Les données d'analyse élémentaire de certains lipides montrent une très forte teneur en carbone : de 63% dans la fraction lipidique des feuilles de thé à 67% dans les lipides de la litière de thé du sol, ce qui est cohérent avec les données de la littérature (Tableau 3). La teneur en hydrogène varie de 4 à 10%, celle en oxygène de 22 à 25%. Les fractions étudiées contiennent passablement d'azote. Apparemment, l'augmentation de la teneur en azote dans certains lipides est due à la nature des résidus végétaux, dont la composition peut contenir des composés hétérocycliques de type pyrrole et leurs dérivés, tels que la chlorophylle, qui sont extraits par l'alcool-benzène.
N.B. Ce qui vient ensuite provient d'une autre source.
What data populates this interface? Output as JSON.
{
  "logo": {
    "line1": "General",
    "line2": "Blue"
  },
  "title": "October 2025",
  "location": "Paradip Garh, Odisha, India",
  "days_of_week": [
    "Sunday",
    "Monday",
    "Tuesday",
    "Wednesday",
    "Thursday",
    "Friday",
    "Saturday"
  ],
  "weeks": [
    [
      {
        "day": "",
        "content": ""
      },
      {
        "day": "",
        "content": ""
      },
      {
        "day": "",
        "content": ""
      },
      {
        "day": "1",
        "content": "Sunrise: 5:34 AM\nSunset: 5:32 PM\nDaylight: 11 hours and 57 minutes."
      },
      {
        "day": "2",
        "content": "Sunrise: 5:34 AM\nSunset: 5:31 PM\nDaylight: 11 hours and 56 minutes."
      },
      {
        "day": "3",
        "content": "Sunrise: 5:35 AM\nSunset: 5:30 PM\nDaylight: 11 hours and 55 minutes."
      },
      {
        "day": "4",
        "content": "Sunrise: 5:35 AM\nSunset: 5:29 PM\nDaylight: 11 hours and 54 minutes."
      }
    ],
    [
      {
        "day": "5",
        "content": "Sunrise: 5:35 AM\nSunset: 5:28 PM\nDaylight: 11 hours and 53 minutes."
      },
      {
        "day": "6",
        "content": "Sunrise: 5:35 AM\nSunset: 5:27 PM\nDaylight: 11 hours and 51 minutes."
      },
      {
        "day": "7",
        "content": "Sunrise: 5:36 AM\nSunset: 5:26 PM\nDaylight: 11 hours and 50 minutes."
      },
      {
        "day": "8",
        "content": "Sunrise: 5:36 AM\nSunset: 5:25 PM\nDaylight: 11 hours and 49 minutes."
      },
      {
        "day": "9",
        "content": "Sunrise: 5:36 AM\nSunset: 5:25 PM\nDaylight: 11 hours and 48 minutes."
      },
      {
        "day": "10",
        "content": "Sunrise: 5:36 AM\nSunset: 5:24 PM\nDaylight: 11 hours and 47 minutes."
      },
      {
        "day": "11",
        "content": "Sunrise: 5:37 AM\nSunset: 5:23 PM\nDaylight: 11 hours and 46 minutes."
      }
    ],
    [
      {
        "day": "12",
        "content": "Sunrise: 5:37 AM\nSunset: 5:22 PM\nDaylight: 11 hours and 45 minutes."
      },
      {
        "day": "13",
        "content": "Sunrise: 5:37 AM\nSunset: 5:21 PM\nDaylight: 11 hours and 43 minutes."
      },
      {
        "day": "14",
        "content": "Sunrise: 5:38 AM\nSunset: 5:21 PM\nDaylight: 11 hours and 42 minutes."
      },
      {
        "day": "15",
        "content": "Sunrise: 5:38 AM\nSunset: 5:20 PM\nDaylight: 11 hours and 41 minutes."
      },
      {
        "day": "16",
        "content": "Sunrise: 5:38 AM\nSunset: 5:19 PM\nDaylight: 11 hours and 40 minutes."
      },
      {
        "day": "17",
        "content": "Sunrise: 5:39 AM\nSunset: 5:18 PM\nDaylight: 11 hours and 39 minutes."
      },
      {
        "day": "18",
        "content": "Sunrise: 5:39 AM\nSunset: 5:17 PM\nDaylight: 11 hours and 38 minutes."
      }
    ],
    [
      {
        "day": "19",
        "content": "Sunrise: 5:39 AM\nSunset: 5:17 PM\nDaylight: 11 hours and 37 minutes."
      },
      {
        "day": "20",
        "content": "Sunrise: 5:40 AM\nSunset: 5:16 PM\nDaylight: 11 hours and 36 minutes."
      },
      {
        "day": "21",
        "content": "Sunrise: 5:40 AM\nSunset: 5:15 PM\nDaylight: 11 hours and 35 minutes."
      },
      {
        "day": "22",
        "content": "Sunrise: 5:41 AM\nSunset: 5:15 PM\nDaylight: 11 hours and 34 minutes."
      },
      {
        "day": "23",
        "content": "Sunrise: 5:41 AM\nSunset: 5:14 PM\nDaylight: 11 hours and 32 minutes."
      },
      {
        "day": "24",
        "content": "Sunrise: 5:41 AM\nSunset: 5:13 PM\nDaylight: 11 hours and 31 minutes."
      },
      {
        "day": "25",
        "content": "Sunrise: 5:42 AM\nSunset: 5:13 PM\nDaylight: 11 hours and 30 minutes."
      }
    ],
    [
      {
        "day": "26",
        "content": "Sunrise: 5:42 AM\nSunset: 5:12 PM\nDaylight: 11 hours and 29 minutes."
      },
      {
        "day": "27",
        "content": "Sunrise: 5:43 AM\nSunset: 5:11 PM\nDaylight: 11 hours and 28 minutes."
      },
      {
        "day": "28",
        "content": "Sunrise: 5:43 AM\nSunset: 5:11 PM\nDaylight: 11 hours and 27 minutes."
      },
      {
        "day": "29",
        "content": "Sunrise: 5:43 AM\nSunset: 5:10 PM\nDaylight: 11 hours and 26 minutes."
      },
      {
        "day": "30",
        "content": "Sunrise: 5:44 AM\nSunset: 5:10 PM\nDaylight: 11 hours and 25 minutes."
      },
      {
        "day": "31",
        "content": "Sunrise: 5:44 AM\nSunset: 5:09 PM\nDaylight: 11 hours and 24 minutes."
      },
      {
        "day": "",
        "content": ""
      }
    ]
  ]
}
| Extrait de quel objet | Composition élémentaire, % de la masse sèche sans cendres | Auteur | |||
|---|---|---|---|---|---|
| C | H | O | N | ||
| Feuilles de thé sous krasnozem, profil 127 | 62,97 | 6,54 | 23,90 | 6,59 | Nos données |
| Litière de thé du krasnozem, profil 127 | 67,18 | 3,90 | 25,37 | — | Nos données |
| Krasnozem, profil 127, hor. $A_{pach}$ | 67,25 | 5,63 | 23,92 | — | Nos données |
| Limon podzolique, hor. $A₁$ | 68,17 | 9,74 | 21,72 | 0,37 | Nos données |
| Tchernozem $A₁$ | 66,27 | 8,71 | 24,32 | 0,70 | Nos données |
| Podzolique-gazonné: a) forêt | — | — | — | 2,02 | Nos données |
| Podzolique-gazonné: b) jachère | — | — | — | 0,41 | Nos données |
| Tchernozem épais, steppe | — | — | — | 1,57 | Nos données |
| Sierozem typique: a) mélange d'herbes | — | — | — | 1,33 | Nos données |
| Sierozem typique: b) terre vierge | — | — | — | 0,22 | Nos données |
Les indices d'acidité des lipides (Tableau 4) varient de 1 à 12 mEq/g. Une teneur accrue en "acides organiques libres" par rapport aux horizons supérieurs des autres sols est observée dans les lipides des zheltozems sous jachère, hor. $A₁$. Les lipides de cet horizon se distinguent également par des indices d'ester élevés (92) et un indice d'iode (21). Des indices d'ester élevés et un indice d'iode élevé sont également caractéristiques des lipides du tchernozem. La valeur minimale de l'indice d'ester dans les lipides de l'hor. $A₁$ du krasnozem, ainsi que la faible valeur des autres caractéristiques (indice d'acidité — 1, indice d'iode — 6 mEq/g) s'expliquent par la prédominance des sables, qui portent une plus petite quantité de groupes fonctionnels. La plage de variation de l'indice d'iode est de 0,5–66 mEq/g. Une certaine corrélation négative est trouvée entre les indices d'ester et d'iode dans les lipides des krasnozems ; moins il y a de composés insaturés, plus le nombre de groupes ester augmente. De plus, il existe une dépendance entre les indices d'acidité, d'ester, d'iode et la teneur en cires et résines.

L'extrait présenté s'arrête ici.